A court has ended Michael Oher’s conservatorship, putting an end to the Tuohy family’s legal authority and responsibility for overseeing his affairs.
The city of Memphis, Tennessee On Friday, a court in Tennessee announced that she was terminating the conservatorship arrangement between former NFL star Michael Oher and a Memphis couple who took him in during his high school years. However, the widely publicized conflict over money concerns will continue.
Judge Kathleen Gomes of the Shelby County Probate Court has announced that she is rescinding the 2004 agreement that gave Sean and Leigh Anne Tuohy power over Oher’s assets. When Oher was 18 and still living with the couple, he signed the deal because he was a highly sought-after high school football player. The 2009 film “The Blind Side,” for which Sandra Bullock won an Oscar, tells their tale.
Gomes said she was not dropping the charges. Oher claims the Tuohys exploited his name, image, and likeness to benefit themselves and misrepresented to him that the arrangement meant the Tuohys were adopting him; therefore, he has ordered the Tuohys to submit a financial accounting of any money that may have gone to them as part of the deal.
In Tennessee, a person loses the ability to make their own choices if a conservatorship is established. It is often used in the context of a physical or mental impairment.
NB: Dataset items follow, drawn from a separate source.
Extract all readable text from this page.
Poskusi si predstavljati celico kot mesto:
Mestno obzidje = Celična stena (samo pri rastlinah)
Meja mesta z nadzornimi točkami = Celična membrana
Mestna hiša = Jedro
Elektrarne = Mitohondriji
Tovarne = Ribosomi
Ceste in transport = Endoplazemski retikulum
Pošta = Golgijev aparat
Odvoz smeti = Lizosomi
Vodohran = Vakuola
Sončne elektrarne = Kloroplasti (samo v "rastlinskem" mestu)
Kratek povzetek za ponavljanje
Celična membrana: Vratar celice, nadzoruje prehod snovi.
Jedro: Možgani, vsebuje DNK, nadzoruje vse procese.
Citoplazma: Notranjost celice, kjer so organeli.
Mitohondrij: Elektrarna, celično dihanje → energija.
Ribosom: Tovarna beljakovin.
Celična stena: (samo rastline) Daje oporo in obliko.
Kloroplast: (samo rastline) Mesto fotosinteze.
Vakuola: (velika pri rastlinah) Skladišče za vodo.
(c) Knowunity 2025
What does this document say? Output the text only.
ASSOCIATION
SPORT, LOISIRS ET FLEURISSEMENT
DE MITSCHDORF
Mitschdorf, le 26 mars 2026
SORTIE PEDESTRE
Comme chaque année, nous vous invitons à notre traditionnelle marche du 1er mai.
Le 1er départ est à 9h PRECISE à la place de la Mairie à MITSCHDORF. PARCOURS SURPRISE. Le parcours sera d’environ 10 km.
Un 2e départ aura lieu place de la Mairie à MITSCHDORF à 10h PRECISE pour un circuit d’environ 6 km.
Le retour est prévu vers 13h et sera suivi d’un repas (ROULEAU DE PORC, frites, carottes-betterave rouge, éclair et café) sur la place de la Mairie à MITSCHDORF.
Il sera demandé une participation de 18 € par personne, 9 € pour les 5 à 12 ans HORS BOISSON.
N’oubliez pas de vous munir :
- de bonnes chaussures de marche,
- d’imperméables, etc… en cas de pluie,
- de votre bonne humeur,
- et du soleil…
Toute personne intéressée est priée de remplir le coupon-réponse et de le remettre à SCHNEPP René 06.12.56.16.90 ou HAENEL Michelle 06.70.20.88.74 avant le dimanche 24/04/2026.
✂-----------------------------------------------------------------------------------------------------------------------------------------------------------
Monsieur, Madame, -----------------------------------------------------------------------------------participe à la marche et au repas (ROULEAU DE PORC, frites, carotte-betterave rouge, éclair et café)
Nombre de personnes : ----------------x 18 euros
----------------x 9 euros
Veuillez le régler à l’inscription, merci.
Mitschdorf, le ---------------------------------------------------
Oher’s petition for conservatorship said that he was above the age of 18 and did not suffer from any “diagnosed physical or psychological disabilities.”
Gomes expressed dismay that such an understanding could be reached. Conservatorship should have terminated long ago, she argued, adding that in her 43 years of practice, she had never seen an arrangement struck with someone who was not handicapped.
She finally remarked, “I can’t believe it got done.”
Oher and the Tuohys participated in the meeting via video call, but they remained silent throughout. Both sides’ attorneys agreed that the settlement should be finalized, although they will still be litigating Oher’s allegations.
Oher, now 37 years old, sued his adoptive parents in probate court in August, claiming that the Tuohys had lied to him about becoming his conservators. If the conservatorship is ended, all profits from using his name and tale are to be transparently reported, and any money owed to him is to be paid back with interest.
He claimed that the pair had misrepresented themselves as his adopted parents and that he had learned in February that the conservatorship agreement he had signed in 2004 was not what he had been led to believe it was.
Over the course of the agreement’s 19 years, Oher alleges the Tuohys have kept him in the dark about any financial transactions using his name, image, or likeness.
Oher has been accused of engaging in a “shakedown” by making false assertions that the Tuohys profited themselves at his cost.
The wealthy couple said in court documents that they treated Oher like a son and gave him everything he needed throughout his time with them, including food, housing, clothes, and transportation, but that they never meant to formally adopt him.
In their lawsuit, the Tuohys alleged that Oher called them “mom and dad,” and that they sometimes referred to him as their son. Even though they’ve been quoted on their websites as calling Oher “our adopted son,” they insist that the word was meant to be used “in the colloquial sense” and that “they have never intended that reference to be viewed with legal implication.”
The conservatorship was reportedly selected by the Tuohys so that Oher could attend Ole Miss, where Sean Tuohy was a star basketball player, in accordance with NCAA regulations.
According to a court filing submitted by the Tuohys on September 14, the NCAA “made it clear that he could attend Ole Miss if he was part of the Tuohy family in some fashion” after it became apparent that the petitioner could not attend Ole Miss due to living with the respondents.
The Tuohys also claimed that Oher fabricated his February revelation that he was not adopted. A statement from 2011 by Oher in his book “I Beat the Odds” is cited as evidence that Oher knew the Tuohys had been named conservators.
The production firm for “The Blind Side,” based on a novel authored by Sean Tuohy’s friend Michael Lewis, reportedly gave the Tuohys a tiny advance, according to the couple’s attorneys. In addition, they said Oher shared “a tiny percentage of net profits” with the other people involved.
The lawyers calculated that Oher and the Tuohys each earned $100,000, and the pair reported and paid taxes on Oher’s behalf.
The Tuohys claimed in the paperwork that they never signed Oher to a professional football contract and that he was OK with the financial arrangements shown in the film “The Blind Side.”
Oher was selected by the Ravens with the 23rd overall choice in the 2009 NFL Draft, and he played for the team for the next five years, during which time he helped them to a Super Bowl victory. Over the course of eight NFL seasons, he appeared in 110 games and made 11 starts for the Tennessee Titans in 2014. The Carolina Panthers were where Oher’s career came to a close.